[proofplan]
We introduce the hitting time $T = \inf\{k \geq 0 : X_k \geq \lambda\}$ and use the submartingale property of the stopped process to relate $\mathbb{E}[X_n]$ to $\mathbb{E}[X_{\min\{T,n\}}]$. Decomposing the latter according to whether $T \leq n$ (the running maximum has exceeded $\lambda$) or $T > n$ (it has not) produces the desired bound.
[/proofplan]
[step:Define the hitting time and apply optional stopping]
Let $T = \inf\{k \geq 0 : X_k \geq \lambda\}$, with $\inf \varnothing = \infty$. Then $T$ is a stopping time (since $\{T \leq k\} = \bigcup_{j=0}^k \{X_j \geq \lambda\} \in \mathcal{F}_k$), and $\{T \leq n\} = \{X_n^* \geq \lambda\}$.

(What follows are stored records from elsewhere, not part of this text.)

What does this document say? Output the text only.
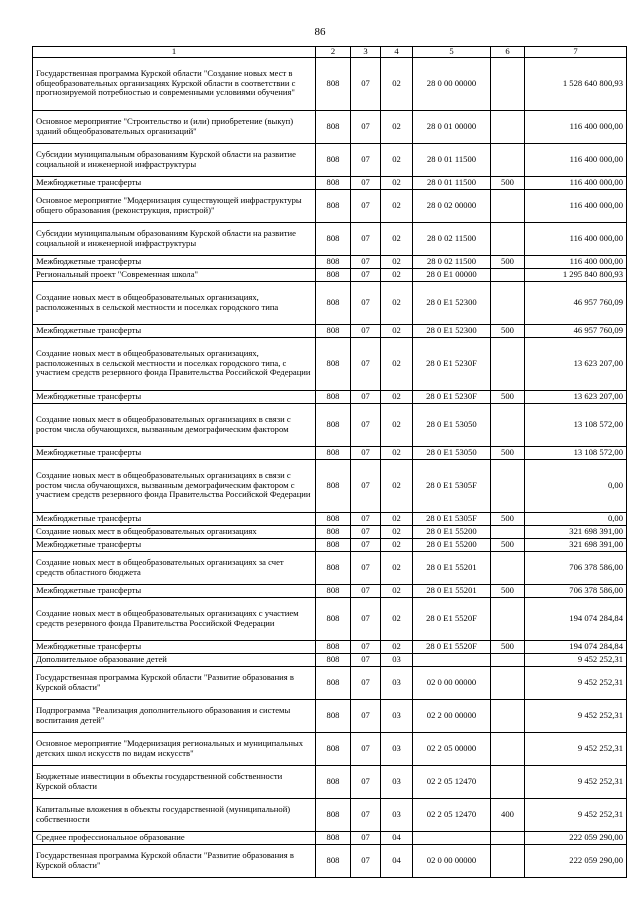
86
1	2	3	4	5	6	7
Государственная программа Курской области "Создание новых мест в общеобразовательных организациях Курской области в соответствии с прогнозируемой потребностью и современными условиями обучения"	808	07	02	28 0 00 00000		1 528 640 800,93
Основное мероприятие "Строительство и (или) приобретение (выкуп) зданий общеобразовательных организаций"	808	07	02	28 0 01 00000		116 400 000,00
Субсидии муниципальным образованиям Курской области на развитие социальной и инженерной инфраструктуры	808	07	02	28 0 01 11500		116 400 000,00
Межбюджетные трансферты	808	07	02	28 0 01 11500	500	116 400 000,00
Основное мероприятие "Модернизация существующей инфраструктуры общего образования (реконструкция, пристрой)"	808	07	02	28 0 02 00000		116 400 000,00
Субсидии муниципальным образованиям Курской области на развитие социальной и инженерной инфраструктуры	808	07	02	28 0 02 11500		116 400 000,00
Межбюджетные трансферты	808	07	02	28 0 02 11500	500	116 400 000,00
Региональный проект "Современная школа"	808	07	02	28 0 E1 00000		1 295 840 800,93
Создание новых мест в общеобразовательных организациях, расположенных в сельской местности и поселках городского типа	808	07	02	28 0 E1 52300		46 957 760,09
Межбюджетные трансферты	808	07	02	28 0 E1 52300	500	46 957 760,09
Создание новых мест в общеобразовательных организациях, расположенных в сельской местности и поселках городского типа, с участием средств резервного фонда Правительства Российской Федерации	808	07	02	28 0 E1 5230F		13 623 207,00
Межбюджетные трансферты	808	07	02	28 0 E1 5230F	500	13 623 207,00
Создание новых мест в общеобразовательных организациях в связи с ростом числа обучающихся, вызванным демографическим фактором	808	07	02	28 0 E1 53050		13 108 572,00
Межбюджетные трансферты	808	07	02	28 0 E1 53050	500	13 108 572,00
Создание новых мест в общеобразовательных организациях в связи с ростом числа обучающихся, вызванным демографическим фактором с участием средств резервного фонда Правительства Российской Федерации	808	07	02	28 0 E1 5305F		0,00
Межбюджетные трансферты	808	07	02	28 0 E1 5305F	500	0,00
Создание новых мест в общеобразовательных организациях	808	07	02	28 0 E1 55200		321 698 391,00
Межбюджетные трансферты	808	07	02	28 0 E1 55200	500	321 698 391,00
Создание новых мест в общеобразовательных организациях за счет средств областного бюджета	808	07	02	28 0 E1 55201		706 378 586,00
Межбюджетные трансферты	808	07	02	28 0 E1 55201	500	706 378 586,00
Создание новых мест в общеобразовательных организациях с участием средств резервного фонда Правительства Российской Федерации	808	07	02	28 0 E1 5520F		194 074 284,84
Межбюджетные трансферты	808	07	02	28 0 E1 5520F	500	194 074 284,84
Дополнительное образование детей	808	07	03			9 452 252,31
Государственная программа Курской области "Развитие образования в Курской области"	808	07	03	02 0 00 00000		9 452 252,31
Подпрограмма "Реализация дополнительного образования и системы воспитания детей"	808	07	03	02 2 00 00000		9 452 252,31
Основное мероприятие "Модернизация региональных и муниципальных детских школ искусств по видам искусств"	808	07	03	02 2 05 00000		9 452 252,31
Бюджетные инвестиции в объекты государственной собственности Курской области	808	07	03	02 2 05 12470		9 452 252,31
Капитальные вложения в объекты государственной (муниципальной) собственности	808	07	03	02 2 05 12470	400	9 452 252,31
Среднее профессиональное образование	808	07	04			222 059 290,00
Государственная программа Курской области "Развитие образования в Курской области"	808	07	04	02 0 00 00000		222 059 290,00
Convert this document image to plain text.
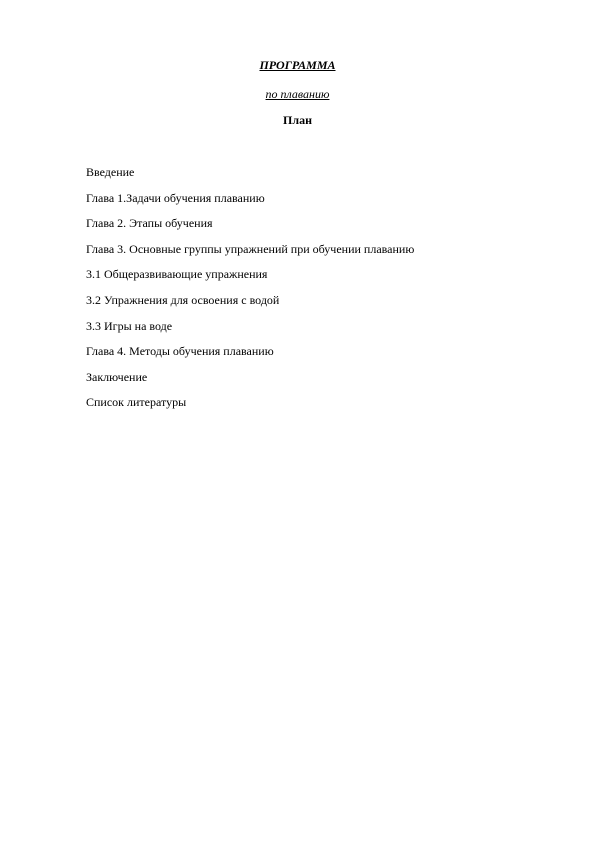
ПРОГРАММА
по плаванию
План
Введение
Глава 1.Задачи обучения плаванию
Глава 2. Этапы обучения
Глава 3. Основные группы упражнений при обучении плаванию
3.1 Общеразвивающие упражнения
3.2 Упражнения для освоения с водой
3.3 Игры на воде
Глава 4. Методы обучения плаванию
Заключение
Список литературы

The stopped time $\min\{T, n\}$ is a bounded stopping time (at most $n$). Since $X$ is a non-negative submartingale, the stopped process $X_{\min\{T,n\}}$ satisfies $\mathbb{E}[X_{\min\{T,n\}}] \leq \mathbb{E}[X_n]$ (the submartingale version of the [Optional Stopping Theorem](/theorems/1153): stopping a submartingale at a bounded time can only decrease the expectation, i.e., $\mathbb{E}[X_{\min\{T,n\}}] \leq \mathbb{E}[X_n]$).
[/step]
[step:Decompose the stopped expectation and extract the maximal bound]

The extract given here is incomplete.